The Judge’s conclusion is damning: “The night shift staff either knew Fino was missing and said nothing, or else, out of negligence, did not even realise that a patient had been missing since 2:45am.”
He said the staff misled management, and consequently misled the search for Fino, because the most crucial hours of the search were concentrated on the inside of the facility.
“Consequently, a lot a precious time was wasted and the result could have been different,” the judge concluded.
There are three main procedures which are crucial to this case:
• The night shift staff are obliged to check on residents and walk through all rooms at 11pm, 1am and 3am, and the walk must be documented.
• The night shift staff have to give a handover to the morning staff
• Night security staff must close the main gate between 11pm and 7am.
Unfortunately, and tragically, none of these three regulations were adhered to. At each point of these consecutive mistakes, Fino’s time was running out and his fate was sealed. It also turns out that the state’s care home for the elderly never used the tracking devices it had purchased because there was some disagreement among staff over who would be held responsible for the devices and place them on the patient. That device, too, could have saved Fino’s life.
After the initial photo of the missing man was published late in the afternoon on 28 June, the Police then released new images of Carmelo Fino on 1 July to show what he was wearing that night. But that was a full three days later.
By this time his family was understandably frantic, launching an appeal on social media for people to search their fields or sheds in the vicinities of Luqa, Gudja, Qormi, Mqabba, Zurrieq, Qrendi and Safi, as he may have taken shelter on their property. Relatives were also searching for the missing man on a daily basis.
The thorny question is how no one saw him until the body in an advanced state of decomposition was found a full 16 days later. The corpse was found at about 6.30pm under a tree near a parking lot opposite Għar Dalam after the Police received an anonymous tip. Unless more CCTV footage is retrieved from the surrounding areas, it will be difficult to establish how this 83-year-old man managed to walk so far in this sweltering heat, and how long he had been there.

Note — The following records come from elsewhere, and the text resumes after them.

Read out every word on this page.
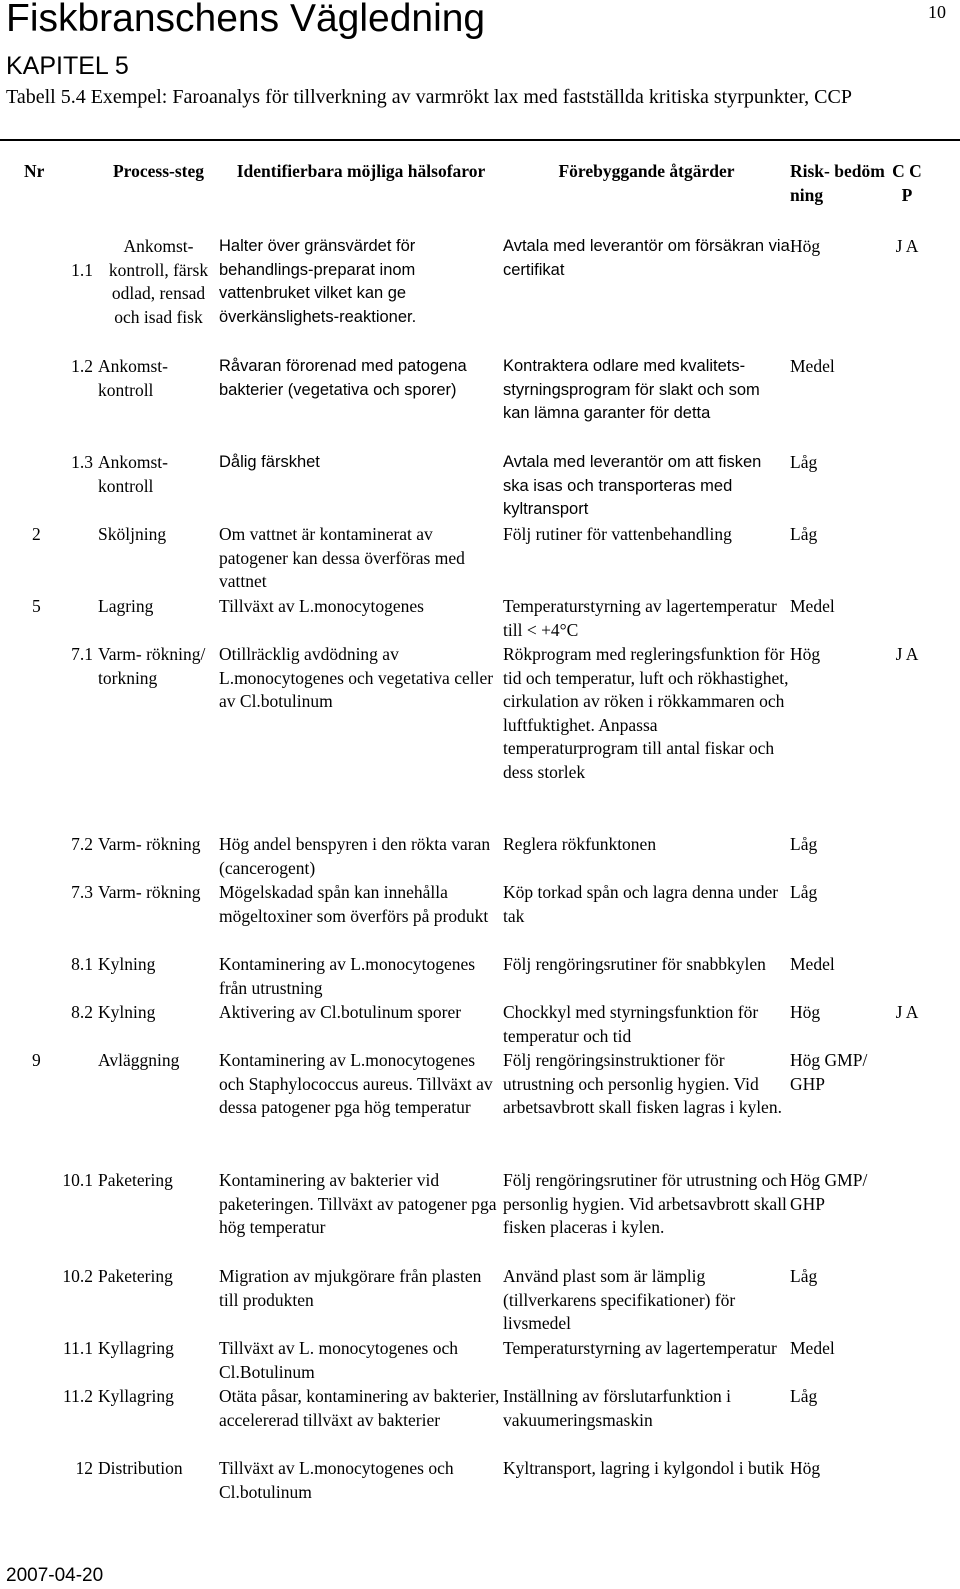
Fiskbranschens Vägledning	10
KAPITEL 5
Tabell 5.4 Exempel: Faroanalys för tillverkning av varmrökt lax med fastställda kritiska styrpunkter, CCP
Nr	Process-steg	Identifierbara möjliga hälsofaror	Förebyggande åtgärder	Risk- bedöm ning	C C P
1.1	Ankomst- kontroll, färsk odlad, rensad och isad fisk	Halter över gränsvärdet för behandlings-preparat inom vattenbruket vilket kan ge överkänslighets-reaktioner.	Avtala med leverantör om försäkran via certifikat	Hög	J A
1.2	Ankomst- kontroll	Råvaran förorenad med patogena bakterier (vegetativa och sporer)	Kontraktera odlare med kvalitets-styrningsprogram för slakt och som kan lämna garanter för detta	Medel	
1.3	Ankomst- kontroll	Dålig färskhet	Avtala med leverantör om att fisken ska isas och transporteras med kyltransport	Låg	
2	Sköljning	Om vattnet är kontaminerat av patogener kan dessa överföras med vattnet	Följ rutiner för vattenbehandling	Låg	
5	Lagring	Tillväxt av L.monocytogenes	Temperaturstyrning av lagertemperatur till < +4°C	Medel	
7.1	Varm- rökning/ torkning	Otillräcklig avdödning av L.monocytogenes och vegetativa celler av Cl.botulinum	Rökprogram med regleringsfunktion för tid och temperatur, luft och rökhastighet, cirkulation av röken i rökkammaren och luftfuktighet. Anpassa temperaturprogram till antal fiskar och dess storlek	Hög	J A
7.2	Varm- rökning	Hög andel benspyren i den rökta varan (cancerogent)	Reglera rökfunktonen	Låg	
7.3	Varm- rökning	Mögelskadad spån kan innehålla mögeltoxiner som överförs på produkt	Köp torkad spån och lagra denna under tak	Låg	
8.1	Kylning	Kontaminering av L.monocytogenes från utrustning	Följ rengöringsrutiner för snabbkylen	Medel	
8.2	Kylning	Aktivering av Cl.botulinum sporer	Chockkyl med styrningsfunktion för temperatur och tid	Hög	J A
9	Avläggning	Kontaminering av L.monocytogenes och Staphylococcus aureus. Tillväxt av dessa patogener pga hög temperatur	Följ rengöringsinstruktioner för utrustning och personlig hygien. Vid arbetsavbrott skall fisken lagras i kylen.	Hög GMP/ GHP	
10.1	Paketering	Kontaminering av bakterier vid paketeringen. Tillväxt av patogener pga hög temperatur	Följ rengöringsrutiner för utrustning och personlig hygien. Vid arbetsavbrott skall fisken placeras i kylen.	Hög GMP/ GHP	
10.2	Paketering	Migration av mjukgörare från plasten till produkten	Använd plast som är lämplig (tillverkarens specifikationer) för livsmedel	Låg	
11.1	Kyllagring	Tillväxt av L. monocytogenes och Cl.Botulinum	Temperaturstyrning av lagertemperatur	Medel	
11.2	Kyllagring	Otäta påsar, kontaminering av bakterier, accelererad tillväxt av bakterier	Inställning av förslutarfunktion i vakuumeringsmaskin	Låg	
12	Distribution	Tillväxt av L.monocytogenes och Cl.botulinum	Kyltransport, lagring i kylgondol i butik	Hög	
2007-04-20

And since it took so long for the public to learn he was missing, he could have easily walked past many people who would have just seen an elderly man walking along the road, and thought nothing of it.
In his report, Judge Valenzia recommended the introduction of a dignified tracking device, more clearly defined criteria on the procedures that decide in which ward residents are put, stricter surveillance on people entering and exiting the premises, as well as greater vetting on prospective employees.
Meanwhile, the number of security officers guarding entrances and exits at the St Vincent de Paul home has tripled since the disappearance of Carmelo Fino. Active Ageing Minister Jo Etienne Abela said almost 40 security officers had been added to the 20 who had already been working at the care home.
All this is much too late for Mr Fino – but perhaps his harrowing case can prevent this from happening ever again.